Wednesday, June 23, 2010

Sum to X

Given a large file, having N (N is very large) positive integers, how will you find a pair of numbers that add up to x.


  1. Divide integers in c classes using their log c leftmost bits. Assume there exist (Ah << c) | Al +
    (Bh << c ) | Bl = X. For each choice of Ah we
    compute Bh and go through the sequence creating
    one hash table H for elements with high bits = Ah
    and one sequence Z for elements with high bits = Bh.
    Next, iterate over Z and query H for (X-Z[i]).
    Using 32 bits integers and c = 2, it takes 4 passes.
    Using 64 bits it will be surely longer, but one
    can make some statistics.

    Is it what you intended?

  2. Suppose that we can store M ints in memory.
    Partition the large file into N/(2*M) files, each
    one holding M/2 ints. Before writing these M/2 integers, perform a quicksort in memory and write in sorted order.
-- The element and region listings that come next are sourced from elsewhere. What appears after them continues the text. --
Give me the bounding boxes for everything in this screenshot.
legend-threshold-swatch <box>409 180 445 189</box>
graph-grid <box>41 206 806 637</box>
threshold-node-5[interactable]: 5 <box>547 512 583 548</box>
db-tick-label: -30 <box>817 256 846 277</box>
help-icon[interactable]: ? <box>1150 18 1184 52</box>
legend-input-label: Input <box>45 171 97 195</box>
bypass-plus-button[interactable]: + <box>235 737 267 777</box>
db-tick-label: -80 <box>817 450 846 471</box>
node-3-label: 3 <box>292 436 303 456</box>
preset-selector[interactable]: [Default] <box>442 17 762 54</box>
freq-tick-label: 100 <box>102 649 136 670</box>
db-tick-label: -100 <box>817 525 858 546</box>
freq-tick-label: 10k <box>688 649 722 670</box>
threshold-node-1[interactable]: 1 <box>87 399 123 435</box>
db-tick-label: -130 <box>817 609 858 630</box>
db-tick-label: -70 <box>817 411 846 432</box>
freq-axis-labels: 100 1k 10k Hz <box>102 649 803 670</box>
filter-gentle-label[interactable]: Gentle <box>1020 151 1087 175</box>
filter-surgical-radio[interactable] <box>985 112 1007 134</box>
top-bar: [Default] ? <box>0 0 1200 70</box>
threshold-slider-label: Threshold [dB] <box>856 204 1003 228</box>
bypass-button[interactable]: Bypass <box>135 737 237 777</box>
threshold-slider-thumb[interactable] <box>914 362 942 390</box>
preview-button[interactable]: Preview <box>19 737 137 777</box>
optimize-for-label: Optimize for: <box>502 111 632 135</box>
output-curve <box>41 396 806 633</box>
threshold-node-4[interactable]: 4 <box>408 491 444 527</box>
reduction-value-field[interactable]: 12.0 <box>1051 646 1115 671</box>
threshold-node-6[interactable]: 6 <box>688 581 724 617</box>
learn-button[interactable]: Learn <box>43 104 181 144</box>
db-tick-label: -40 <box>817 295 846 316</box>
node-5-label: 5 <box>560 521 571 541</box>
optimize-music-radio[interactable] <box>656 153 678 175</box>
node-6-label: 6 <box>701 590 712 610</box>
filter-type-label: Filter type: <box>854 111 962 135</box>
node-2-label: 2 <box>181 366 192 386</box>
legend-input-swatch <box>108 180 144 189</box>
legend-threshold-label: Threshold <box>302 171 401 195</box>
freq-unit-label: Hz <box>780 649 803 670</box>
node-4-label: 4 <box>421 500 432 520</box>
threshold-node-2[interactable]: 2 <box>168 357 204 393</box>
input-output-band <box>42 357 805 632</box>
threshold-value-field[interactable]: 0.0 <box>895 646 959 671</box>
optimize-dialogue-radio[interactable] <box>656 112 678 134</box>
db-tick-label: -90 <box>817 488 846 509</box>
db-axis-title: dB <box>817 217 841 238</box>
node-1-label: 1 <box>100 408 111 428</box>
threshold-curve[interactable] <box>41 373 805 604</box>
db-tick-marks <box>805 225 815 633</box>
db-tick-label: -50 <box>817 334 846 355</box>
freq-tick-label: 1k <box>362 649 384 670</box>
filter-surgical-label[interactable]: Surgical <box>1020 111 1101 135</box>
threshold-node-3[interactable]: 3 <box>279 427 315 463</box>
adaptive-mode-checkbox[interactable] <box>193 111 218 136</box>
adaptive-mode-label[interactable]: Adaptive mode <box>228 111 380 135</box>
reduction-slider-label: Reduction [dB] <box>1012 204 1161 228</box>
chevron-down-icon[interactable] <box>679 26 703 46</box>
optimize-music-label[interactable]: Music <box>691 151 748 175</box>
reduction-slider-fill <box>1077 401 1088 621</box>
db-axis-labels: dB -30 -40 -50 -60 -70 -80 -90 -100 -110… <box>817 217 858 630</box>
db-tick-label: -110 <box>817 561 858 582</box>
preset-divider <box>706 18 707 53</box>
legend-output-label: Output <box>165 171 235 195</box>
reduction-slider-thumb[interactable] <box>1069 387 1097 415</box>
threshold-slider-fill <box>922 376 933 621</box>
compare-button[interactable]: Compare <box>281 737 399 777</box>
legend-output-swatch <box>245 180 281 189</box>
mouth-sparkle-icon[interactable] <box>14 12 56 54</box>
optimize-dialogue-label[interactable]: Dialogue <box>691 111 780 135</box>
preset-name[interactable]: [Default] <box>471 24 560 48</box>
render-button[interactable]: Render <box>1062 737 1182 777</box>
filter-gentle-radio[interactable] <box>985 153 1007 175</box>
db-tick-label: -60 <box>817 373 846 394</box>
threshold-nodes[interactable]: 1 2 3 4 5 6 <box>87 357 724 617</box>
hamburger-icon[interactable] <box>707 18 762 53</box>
Hence we have created N/(2*M) sorted runs.

    Allocate two arrays A[M/2], B[M/2]

    for (i = 0; i < N/(2*M); i++) {

    Load ints of file i into array A

    for (j = i + 1; j < N/(2*M); j++) {
    Load ints of file j into array B

    for (k = 0; k < M/2; k++) {
    f = BinarySearch in array B for the number x-A[k]

    if (f) {